Profit at expiration is the option's intrinsic value minus the premium you paid (or plus the premium you received), multiplied by the number of contracts and the contract size, then minus commissions and fees. For a long call the formula is [max(stock price − strike, 0) − premium] × contracts × 100. For multi-leg strategies, the profit of each leg is calculated the same way and the results are added together to give the combined payoff at any stock price.

The breakeven price is the stock price at which a trade makes zero profit and zero loss at expiration. For a long call it is the strike plus the premium paid; for a long put it is the strike minus the premium. Below (or above) breakeven you lose money up to your maximum loss; beyond it you start to profit. Multi-leg strategies can have two breakevens — for example, an iron condor or a straddle has a lower and an upper breakeven that bracket its profit or loss zone.

The maximum loss on a long call is the total premium you paid, plus any commissions and fees. If you buy one call for a $3.20 premium, the most you can lose is $320 (3.20 × 100), no matter how far the stock falls. This limited, defined risk is one of the main attractions of buying options outright — your downside is capped at what you spent, while your upside is theoretically unlimited.

The Greeks measure how an option's price responds to different factors. Delta is sensitivity to the stock price, gamma is how fast delta changes, theta is daily time decay, vega is sensitivity to implied volatility, and rho is sensitivity to interest rates. Together they describe the risk profile of a position. This calculator estimates each Greek with the Black–Scholes model so you can see, for example, how much value the position loses per day or how it reacts to a change in volatility.

Implied volatility (IV) is the market's expectation of how much a stock will move, expressed as an annualised percentage and derived from current option prices. Higher IV means more expensive options and wider expected price swings. IV is a key input here: it drives the Greeks, the theoretical premiums used for strategy comparison, and the estimated probability of profit. Because IV is an expectation rather than a fact, it is worth testing a trade across a range of IV values.

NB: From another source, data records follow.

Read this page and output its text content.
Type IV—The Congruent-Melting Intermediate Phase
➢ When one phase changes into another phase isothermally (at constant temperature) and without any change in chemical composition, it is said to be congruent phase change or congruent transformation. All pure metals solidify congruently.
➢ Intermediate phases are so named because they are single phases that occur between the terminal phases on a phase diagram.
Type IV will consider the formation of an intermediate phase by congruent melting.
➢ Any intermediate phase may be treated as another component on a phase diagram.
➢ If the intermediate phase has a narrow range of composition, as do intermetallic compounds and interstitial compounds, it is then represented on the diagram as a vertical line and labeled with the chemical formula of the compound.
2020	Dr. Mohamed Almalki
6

Time decay, measured by theta, is the gradual loss of an option's extrinsic (time) value as expiration approaches. All else equal, an option is worth less each day, and the decay accelerates in the final weeks. Time decay works against buyers of options (long calls, puts, straddles) and in favour of sellers (covered calls, cash-secured puts, credit spreads). The calculator's expiration-value timeline shows how a position's value erodes over time at a fixed stock price.

It depends on the strategy. If you only buy options — long calls, long puts, debit spreads, straddles, strangles — your loss is limited to the premium you paid. But if you sell uncovered options or hold a short stock position (as in a covered put), you can lose far more than the premium received, potentially an unlimited amount if the stock moves sharply against you. The calculator flags strategies with unlimited risk so you always know the worst case.

A covered call is an income strategy where you own at least 100 shares of a stock and sell a call option against them. You collect the premium up front. If the stock stays below the strike, the call expires worthless and you keep the premium and the shares; if it rises above the strike, your shares are sold (called away) at the strike for a capped gain plus the premium. It generates income and offers a small downside cushion in exchange for giving up upside above the strike.

Most educators suggest beginners start with defined-risk strategies where the maximum loss is known and limited. A long call or long put is the simplest way to make a directional bet with capped risk. Covered calls and cash-secured puts are popular income strategies for those who already hold (or want to hold) the underlying stock. Naked short options and unlimited-risk strategies are best left until you fully understand the mechanics. Whatever you choose, use this calculator to confirm your maximum loss and breakeven before trading, and remember that options involve substantial risk.